Haswell has mined her own history; the phrase ‘Made in Hong Kong’ in the title is a nod to the city of her conception. And the objects she recreated are familial relics: things that hold great significance for those who know how to tell the tales. Ordinarily these domestic fetishes remain mute to others, but the dense layers of meaning that Haswell applied to her recreations (through titles, text, materials and process) allowed gallery visitors to hear their own new stories, if they took the time to listen
An over-sized rugby jersey hung on one wall. Instead of nylon mesh it was made from red velvet. And in lieu of the player, team or sponsor’s name it was emblazoned with the words Drinker of White Wine in white cross-stitch embroidery. This lush garment seemed like something Harry Potter might wear once he retired from Quidditch and hit the bottle; bespoke tailoring for thwarted ambitions.
In fact, almost everything in Made in Hong Kong / Curtains was handmade. The slim white rifle titled Ghost, 2017, bore the smears and pits, as well as the tell-tale seam line, of the casting process. Haswell’s polyurethane rifle is no longer an agent of death. It is impotent, symbolic.

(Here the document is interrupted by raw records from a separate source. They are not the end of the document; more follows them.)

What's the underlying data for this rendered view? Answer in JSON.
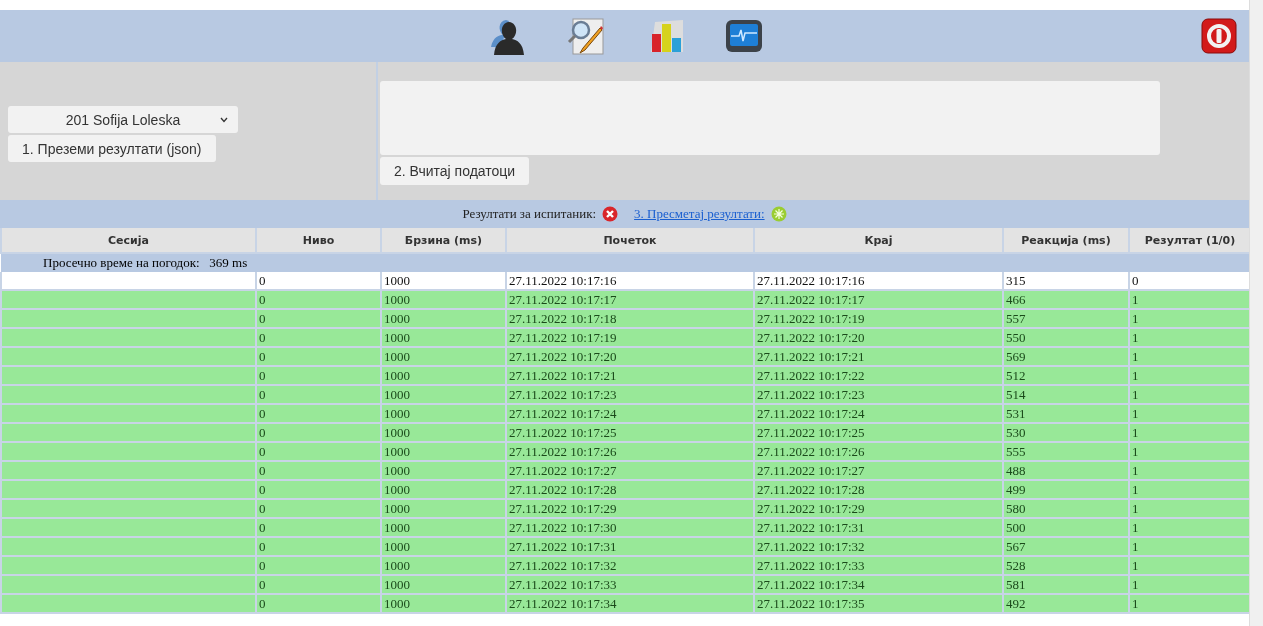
{
  "toolbar": {
    "icons": [
      {
        "kind": "person"
      },
      {
        "kind": "search-edit"
      },
      {
        "kind": "chart"
      },
      {
        "kind": "monitor"
      }
    ]
  },
  "subject_select": {
    "value": "201 Sofija Loleska"
  },
  "download_button": "1. Преземи резултати (json)",
  "load_button": "2. Вчитај податоци",
  "results_title": "Резултати за испитаник:",
  "calculate_link": "3. Пресметај резултати:",
  "table": {
    "columns": [
      "Сесија",
      "Ниво",
      "Брзина (ms)",
      "Почеток",
      "Крај",
      "Реакција (ms)",
      "Резултат (1/0)"
    ],
    "summary": "Просечно време на погодок:   369 ms",
    "rows": [
      {
        "correct": false,
        "cells": [
          "",
          "0",
          "1000",
          "27.11.2022 10:17:16",
          "27.11.2022 10:17:16",
          "315",
          "0"
        ]
      },
      {
        "correct": true,
        "cells": [
          "",
          "0",
          "1000",
          "27.11.2022 10:17:17",
          "27.11.2022 10:17:17",
          "466",
          "1"
        ]
      },
      {
        "correct": true,
        "cells": [
          "",
          "0",
          "1000",
          "27.11.2022 10:17:18",
          "27.11.2022 10:17:19",
          "557",
          "1"
        ]
      },
      {
        "correct": true,
        "cells": [
          "",
          "0",
          "1000",
          "27.11.2022 10:17:19",
          "27.11.2022 10:17:20",
          "550",
          "1"
        ]
      },
      {
        "correct": true,
        "cells": [
          "",
          "0",
          "1000",
          "27.11.2022 10:17:20",
          "27.11.2022 10:17:21",
          "569",
          "1"
        ]
      },
      {
        "correct": true,
        "cells": [
          "",
          "0",
          "1000",
          "27.11.2022 10:17:21",
          "27.11.2022 10:17:22",
          "512",
          "1"
        ]
      },
      {
        "correct": true,
        "cells": [
          "",
          "0",
          "1000",
          "27.11.2022 10:17:23",
          "27.11.2022 10:17:23",
          "514",
          "1"
        ]
      },
      {
        "correct": true,
        "cells": [
          "",
          "0",
          "1000",
          "27.11.2022 10:17:24",
          "27.11.2022 10:17:24",
          "531",
          "1"
        ]
      },
      {
        "correct": true,
        "cells": [
          "",
          "0",
          "1000",
          "27.11.2022 10:17:25",
          "27.11.2022 10:17:25",
          "530",
          "1"
        ]
      },
      {
        "correct": true,
        "cells": [
          "",
          "0",
          "1000",
          "27.11.2022 10:17:26",
          "27.11.2022 10:17:26",
          "555",
          "1"
        ]
      },
      {
        "correct": true,
        "cells": [
          "",
          "0",
          "1000",
          "27.11.2022 10:17:27",
          "27.11.2022 10:17:27",
          "488",
          "1"
        ]
      },
      {
        "correct": true,
        "cells": [
          "",
          "0",
          "1000",
          "27.11.2022 10:17:28",
          "27.11.2022 10:17:28",
          "499",
          "1"
        ]
      },
      {
        "correct": true,
        "cells": [
          "",
          "0",
          "1000",
          "27.11.2022 10:17:29",
          "27.11.2022 10:17:29",
          "580",
          "1"
        ]
      },
      {
        "correct": true,
        "cells": [
          "",
          "0",
          "1000",
          "27.11.2022 10:17:30",
          "27.11.2022 10:17:31",
          "500",
          "1"
        ]
      },
      {
        "correct": true,
        "cells": [
          "",
          "0",
          "1000",
          "27.11.2022 10:17:31",
          "27.11.2022 10:17:32",
          "567",
          "1"
        ]
      },
      {
        "correct": true,
        "cells": [
          "",
          "0",
          "1000",
          "27.11.2022 10:17:32",
          "27.11.2022 10:17:33",
          "528",
          "1"
        ]
      },
      {
        "correct": true,
        "cells": [
          "",
          "0",
          "1000",
          "27.11.2022 10:17:33",
          "27.11.2022 10:17:34",
          "581",
          "1"
        ]
      },
      {
        "correct": true,
        "cells": [
          "",
          "0",
          "1000",
          "27.11.2022 10:17:34",
          "27.11.2022 10:17:35",
          "492",
          "1"
        ]
      }
    ]
  }
}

Yet the inevitability of death was a pervasive theme throughout the exhibition. Both Letters on the Occult Meditation, 2017, Haswell’s collection of ‘flayed’ books (pages removed they are reduced to their leather skins) and True Until Death, an actual piece of skin (vellum) painted with tattoo flash of a heart and dagger, functioned as memento mori. So too did the aptly named Last Drinks, 2017, wonky glasses (of both kinds) on a stainless steel drinks trolley that might be more at home in a hospital ward. These talismans that ask us to remember death. After all, it will eventually be ‘curtains’ for us all.
Caz Haswell: Made in Hong Kong / Curtains was at Flinders Street Gallery, Sydney from 19 October to 11 November 2017.